Voici un conseil venu droit de mon cœur :
‟ De même que le soleil est nécessaire pour illuminer le ciel, un enfant pour mettre en joie le cœur d’une mère, ou deux ailes à un oiseau pour qu’il puisse voler, la connaissance de la vacuité à elle seule ne suffit pas et doit s’accompagner d’une grande compassion pour tous ceux qui n’ont pas cette expérience de la vacuité, peu importe qu’il s’agisse d’ennemis, d’amis ou d’êtres qui nous sont indifférents. Ancre bien en toi cette compassion qui élimine toute discrimination entre ‟ bons ” et ‟ mauvais ”.
Comprends aussi que cette compassion est le fruit d’un entraînement : tu ne peux t’attendre à ce qu’elle surgisse un beau jour de la vacuité, spontanément.

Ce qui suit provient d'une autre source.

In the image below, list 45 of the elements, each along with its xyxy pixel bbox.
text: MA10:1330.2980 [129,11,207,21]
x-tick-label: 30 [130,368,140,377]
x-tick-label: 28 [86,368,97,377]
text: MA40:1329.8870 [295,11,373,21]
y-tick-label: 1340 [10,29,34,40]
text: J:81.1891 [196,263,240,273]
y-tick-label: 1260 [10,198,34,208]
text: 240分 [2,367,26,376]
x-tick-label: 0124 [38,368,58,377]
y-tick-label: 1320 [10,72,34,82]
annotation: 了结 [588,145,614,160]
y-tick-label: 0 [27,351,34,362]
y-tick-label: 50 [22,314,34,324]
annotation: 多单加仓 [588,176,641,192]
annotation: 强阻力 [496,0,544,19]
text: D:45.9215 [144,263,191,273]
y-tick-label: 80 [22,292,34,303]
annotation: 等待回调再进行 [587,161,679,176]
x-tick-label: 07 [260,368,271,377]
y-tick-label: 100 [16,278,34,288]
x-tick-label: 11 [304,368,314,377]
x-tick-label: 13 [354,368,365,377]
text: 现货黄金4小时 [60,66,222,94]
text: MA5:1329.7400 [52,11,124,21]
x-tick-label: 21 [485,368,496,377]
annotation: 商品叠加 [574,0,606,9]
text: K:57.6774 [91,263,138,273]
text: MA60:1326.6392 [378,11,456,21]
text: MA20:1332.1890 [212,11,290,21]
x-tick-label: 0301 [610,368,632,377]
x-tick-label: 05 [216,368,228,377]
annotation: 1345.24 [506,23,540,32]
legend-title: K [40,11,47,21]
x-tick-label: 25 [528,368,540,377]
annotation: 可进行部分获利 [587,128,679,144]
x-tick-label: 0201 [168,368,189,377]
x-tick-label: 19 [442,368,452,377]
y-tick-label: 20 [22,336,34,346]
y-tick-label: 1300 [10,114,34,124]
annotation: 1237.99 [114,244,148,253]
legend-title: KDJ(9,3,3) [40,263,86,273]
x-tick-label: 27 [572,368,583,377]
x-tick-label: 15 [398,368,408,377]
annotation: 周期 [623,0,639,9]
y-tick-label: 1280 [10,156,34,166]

Exerce-toi maintenant à la compassion jour et nuit, pendant autant d’années qu’il t’a fallu pour comprendre la vacuité. Que ta compassion soit cent fois plus forte que celle d’une mère pour son enfant brûlé vif, d’une intensité presque insoutenable à la pensée de la souffrance de n’importe quel être.
Lorsque tu y seras parvenu, pratique en pensant intensément : ‟ Jusqu’à l’Éveil, je ferai tout ce qui est en mon pouvoir pour aider tous les êtres, sans la moindre exception, quelle que soit la façon dont ils se comportent et en dépit de toutes les difficultés que je rencontrerai !”
Qui est vraiment compatissant est un éveillé ;
Qui est sans compassion est le démon de la mort.
Avec la compassion, la racine du Dharma est solidement plantée ;
Sans compassion, elle se décompose.
Qui a la compassion reste bienveillant, même en colère ;
Qui ne l’a pas peut tuer avec le sourire aux lèvres.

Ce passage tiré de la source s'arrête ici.